Veronica wasn’t very different from other girls of the time. They were physically comfortable with you, took your arm in public, kissed you until the colour rose, and might consciously press their breasts against you as long as there were about five layers of clothing between flesh and flesh. They would be perfectly aware of what was going on in your trousers without ever mentioning it. And that was all, for quite a while. Some girls allowed more: you heard of those who went in for mutual masturbation, others who permitted ‘full sex’, as it was known. You couldn’t appreciate the gravity of that ‘full’ unless you’d had a lot of the half-empty kind. And then, as the relationship continued, there were certain implicit trade-offs, some based on whim, others on promise and commitment — up to what the poet called ‘a wrangle for a ring’.

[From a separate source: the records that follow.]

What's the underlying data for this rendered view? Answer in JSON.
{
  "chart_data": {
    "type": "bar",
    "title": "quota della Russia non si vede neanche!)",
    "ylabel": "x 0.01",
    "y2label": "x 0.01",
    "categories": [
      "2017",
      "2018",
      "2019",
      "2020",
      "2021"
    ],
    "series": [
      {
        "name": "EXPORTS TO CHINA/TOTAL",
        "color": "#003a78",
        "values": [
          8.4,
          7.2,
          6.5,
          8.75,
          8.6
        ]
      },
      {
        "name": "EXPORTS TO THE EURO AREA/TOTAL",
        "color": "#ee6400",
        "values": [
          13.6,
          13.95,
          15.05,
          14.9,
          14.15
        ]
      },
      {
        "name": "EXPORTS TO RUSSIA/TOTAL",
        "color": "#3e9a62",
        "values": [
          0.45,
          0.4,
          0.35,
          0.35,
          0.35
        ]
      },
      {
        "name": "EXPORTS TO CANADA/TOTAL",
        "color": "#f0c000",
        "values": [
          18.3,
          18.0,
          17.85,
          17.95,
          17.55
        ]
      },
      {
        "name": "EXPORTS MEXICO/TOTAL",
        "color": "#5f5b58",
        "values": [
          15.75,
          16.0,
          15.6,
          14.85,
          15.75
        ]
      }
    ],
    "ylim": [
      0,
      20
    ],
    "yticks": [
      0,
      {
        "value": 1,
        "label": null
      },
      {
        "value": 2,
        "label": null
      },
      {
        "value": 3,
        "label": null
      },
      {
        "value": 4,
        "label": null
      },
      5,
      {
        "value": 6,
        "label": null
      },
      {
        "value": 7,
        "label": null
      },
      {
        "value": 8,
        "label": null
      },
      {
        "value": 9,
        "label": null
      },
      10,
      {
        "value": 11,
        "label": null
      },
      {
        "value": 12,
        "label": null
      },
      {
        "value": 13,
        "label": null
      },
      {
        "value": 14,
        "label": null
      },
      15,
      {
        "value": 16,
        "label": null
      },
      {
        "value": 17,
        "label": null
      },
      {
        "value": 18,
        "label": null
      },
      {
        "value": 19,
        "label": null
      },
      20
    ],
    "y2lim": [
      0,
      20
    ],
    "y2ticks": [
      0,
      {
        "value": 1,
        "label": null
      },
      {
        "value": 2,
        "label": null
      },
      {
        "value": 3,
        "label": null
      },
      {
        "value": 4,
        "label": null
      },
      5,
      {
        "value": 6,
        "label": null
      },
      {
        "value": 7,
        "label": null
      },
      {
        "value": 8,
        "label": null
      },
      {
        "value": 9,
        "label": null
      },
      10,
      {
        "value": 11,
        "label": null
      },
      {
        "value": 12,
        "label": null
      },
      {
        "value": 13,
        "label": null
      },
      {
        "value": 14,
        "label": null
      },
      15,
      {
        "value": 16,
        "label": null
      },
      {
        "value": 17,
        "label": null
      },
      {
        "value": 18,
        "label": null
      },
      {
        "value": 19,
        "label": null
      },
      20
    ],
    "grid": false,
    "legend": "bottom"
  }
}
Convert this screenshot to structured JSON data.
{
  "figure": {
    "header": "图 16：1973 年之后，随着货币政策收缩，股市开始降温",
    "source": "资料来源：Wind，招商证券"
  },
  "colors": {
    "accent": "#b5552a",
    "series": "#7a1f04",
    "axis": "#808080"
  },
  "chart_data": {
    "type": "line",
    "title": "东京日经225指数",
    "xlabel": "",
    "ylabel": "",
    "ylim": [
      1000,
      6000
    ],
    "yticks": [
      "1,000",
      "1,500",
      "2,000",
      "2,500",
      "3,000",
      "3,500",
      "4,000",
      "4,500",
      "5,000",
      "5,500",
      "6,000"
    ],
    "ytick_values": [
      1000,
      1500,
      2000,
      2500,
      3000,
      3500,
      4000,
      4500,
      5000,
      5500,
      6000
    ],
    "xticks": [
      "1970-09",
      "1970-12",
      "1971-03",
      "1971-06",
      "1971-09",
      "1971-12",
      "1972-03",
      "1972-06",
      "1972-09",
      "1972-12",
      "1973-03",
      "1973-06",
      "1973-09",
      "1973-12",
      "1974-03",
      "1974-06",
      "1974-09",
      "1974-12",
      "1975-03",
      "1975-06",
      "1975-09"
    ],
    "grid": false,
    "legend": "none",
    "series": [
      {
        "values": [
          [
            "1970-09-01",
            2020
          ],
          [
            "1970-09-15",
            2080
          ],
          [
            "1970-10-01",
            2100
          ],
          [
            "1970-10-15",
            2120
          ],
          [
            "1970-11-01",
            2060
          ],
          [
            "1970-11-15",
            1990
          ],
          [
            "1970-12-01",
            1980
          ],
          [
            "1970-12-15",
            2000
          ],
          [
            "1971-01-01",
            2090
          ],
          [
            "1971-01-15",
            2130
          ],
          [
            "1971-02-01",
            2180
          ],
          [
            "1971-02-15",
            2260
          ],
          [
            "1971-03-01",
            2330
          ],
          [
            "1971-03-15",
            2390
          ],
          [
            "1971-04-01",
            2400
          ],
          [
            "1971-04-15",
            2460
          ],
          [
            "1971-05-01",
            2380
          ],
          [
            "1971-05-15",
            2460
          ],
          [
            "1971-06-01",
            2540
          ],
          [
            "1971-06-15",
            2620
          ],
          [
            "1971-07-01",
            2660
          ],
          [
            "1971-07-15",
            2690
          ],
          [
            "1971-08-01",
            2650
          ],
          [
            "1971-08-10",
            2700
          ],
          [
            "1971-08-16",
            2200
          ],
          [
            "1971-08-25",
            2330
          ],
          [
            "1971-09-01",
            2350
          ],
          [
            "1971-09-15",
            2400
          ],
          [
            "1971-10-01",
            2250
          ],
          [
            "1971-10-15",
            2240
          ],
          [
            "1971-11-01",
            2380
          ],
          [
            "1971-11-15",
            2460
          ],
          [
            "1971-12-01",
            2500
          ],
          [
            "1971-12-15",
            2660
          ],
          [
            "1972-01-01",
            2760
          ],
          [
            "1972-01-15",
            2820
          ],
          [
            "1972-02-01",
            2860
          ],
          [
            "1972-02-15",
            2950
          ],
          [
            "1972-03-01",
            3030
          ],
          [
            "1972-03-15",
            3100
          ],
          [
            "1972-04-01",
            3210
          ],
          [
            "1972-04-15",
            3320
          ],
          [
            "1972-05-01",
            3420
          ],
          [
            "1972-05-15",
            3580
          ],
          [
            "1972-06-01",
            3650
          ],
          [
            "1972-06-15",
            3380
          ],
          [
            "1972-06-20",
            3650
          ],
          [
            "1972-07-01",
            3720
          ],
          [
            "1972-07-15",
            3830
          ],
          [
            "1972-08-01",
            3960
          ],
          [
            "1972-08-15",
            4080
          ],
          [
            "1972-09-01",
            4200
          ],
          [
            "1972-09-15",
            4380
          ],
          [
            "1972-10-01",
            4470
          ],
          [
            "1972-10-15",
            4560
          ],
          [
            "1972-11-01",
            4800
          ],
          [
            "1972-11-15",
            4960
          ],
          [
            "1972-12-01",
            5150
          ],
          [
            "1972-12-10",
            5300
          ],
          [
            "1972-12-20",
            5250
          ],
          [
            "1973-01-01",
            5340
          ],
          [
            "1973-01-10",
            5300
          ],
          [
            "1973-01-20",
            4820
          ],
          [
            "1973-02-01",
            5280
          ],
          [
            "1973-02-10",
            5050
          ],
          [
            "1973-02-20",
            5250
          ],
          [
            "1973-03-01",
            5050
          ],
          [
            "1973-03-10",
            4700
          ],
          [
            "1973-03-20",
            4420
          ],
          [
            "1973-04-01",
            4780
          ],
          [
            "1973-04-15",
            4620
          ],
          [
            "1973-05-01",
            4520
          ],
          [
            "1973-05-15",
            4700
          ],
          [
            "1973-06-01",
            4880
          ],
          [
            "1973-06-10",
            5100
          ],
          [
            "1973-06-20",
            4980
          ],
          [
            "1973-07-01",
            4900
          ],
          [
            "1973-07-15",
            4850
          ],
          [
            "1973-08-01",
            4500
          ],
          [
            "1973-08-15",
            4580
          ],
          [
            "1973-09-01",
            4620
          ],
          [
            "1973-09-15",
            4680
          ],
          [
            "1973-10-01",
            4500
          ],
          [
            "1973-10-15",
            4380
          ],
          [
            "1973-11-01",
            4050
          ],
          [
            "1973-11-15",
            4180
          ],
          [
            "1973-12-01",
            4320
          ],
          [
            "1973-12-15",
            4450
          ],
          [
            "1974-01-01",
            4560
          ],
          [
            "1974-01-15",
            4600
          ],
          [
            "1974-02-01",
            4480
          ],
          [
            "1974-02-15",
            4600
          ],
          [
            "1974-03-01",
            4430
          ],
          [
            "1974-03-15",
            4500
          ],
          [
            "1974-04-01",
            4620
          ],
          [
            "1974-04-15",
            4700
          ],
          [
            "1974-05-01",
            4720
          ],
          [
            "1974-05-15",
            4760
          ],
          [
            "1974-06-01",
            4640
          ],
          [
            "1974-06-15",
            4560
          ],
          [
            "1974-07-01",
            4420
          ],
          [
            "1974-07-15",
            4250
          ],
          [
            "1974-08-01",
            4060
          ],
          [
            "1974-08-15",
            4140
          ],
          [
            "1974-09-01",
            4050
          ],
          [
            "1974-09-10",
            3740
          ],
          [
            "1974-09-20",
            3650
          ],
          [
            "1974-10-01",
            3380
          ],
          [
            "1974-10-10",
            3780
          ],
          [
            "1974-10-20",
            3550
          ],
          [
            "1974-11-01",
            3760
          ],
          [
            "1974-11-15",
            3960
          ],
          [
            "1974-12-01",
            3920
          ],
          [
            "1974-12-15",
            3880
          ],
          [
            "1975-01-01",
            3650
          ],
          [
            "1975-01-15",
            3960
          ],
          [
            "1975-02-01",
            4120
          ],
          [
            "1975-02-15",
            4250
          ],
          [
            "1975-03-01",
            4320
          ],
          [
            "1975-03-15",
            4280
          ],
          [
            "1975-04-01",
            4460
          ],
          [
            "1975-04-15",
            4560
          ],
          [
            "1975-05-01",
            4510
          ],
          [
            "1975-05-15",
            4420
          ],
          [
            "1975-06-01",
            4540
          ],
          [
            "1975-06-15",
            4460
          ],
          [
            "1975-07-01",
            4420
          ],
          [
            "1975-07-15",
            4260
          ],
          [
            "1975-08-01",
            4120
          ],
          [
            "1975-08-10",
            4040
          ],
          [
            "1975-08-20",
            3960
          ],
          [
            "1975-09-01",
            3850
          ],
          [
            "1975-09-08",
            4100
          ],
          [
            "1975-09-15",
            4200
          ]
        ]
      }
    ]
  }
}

Subsequent generations might be inclined to put all this down to religion or prudery. But the girls — or women — with whom I had what might be called infra-sex (yes, it wasn’t only Veronica) were at ease with their bodies. And, if certain criteria obtained, with mine. I don’t mean to suggest, by the way, that infra-sex was unexciting, or even, except in the obvious way, frustrating. Besides, these girls were allowing far more than their mothers had, and I was getting far more than my father had done. At least, so I presumed. And anything was better than nothing. Except that, in the meantime, Colin and Alex had fixed themselves up with girlfriends who didn’t have any exclusion-zone policies — or so their hints implied. But then, no one told the whole truth about sex. And in that respect, nothing has changed.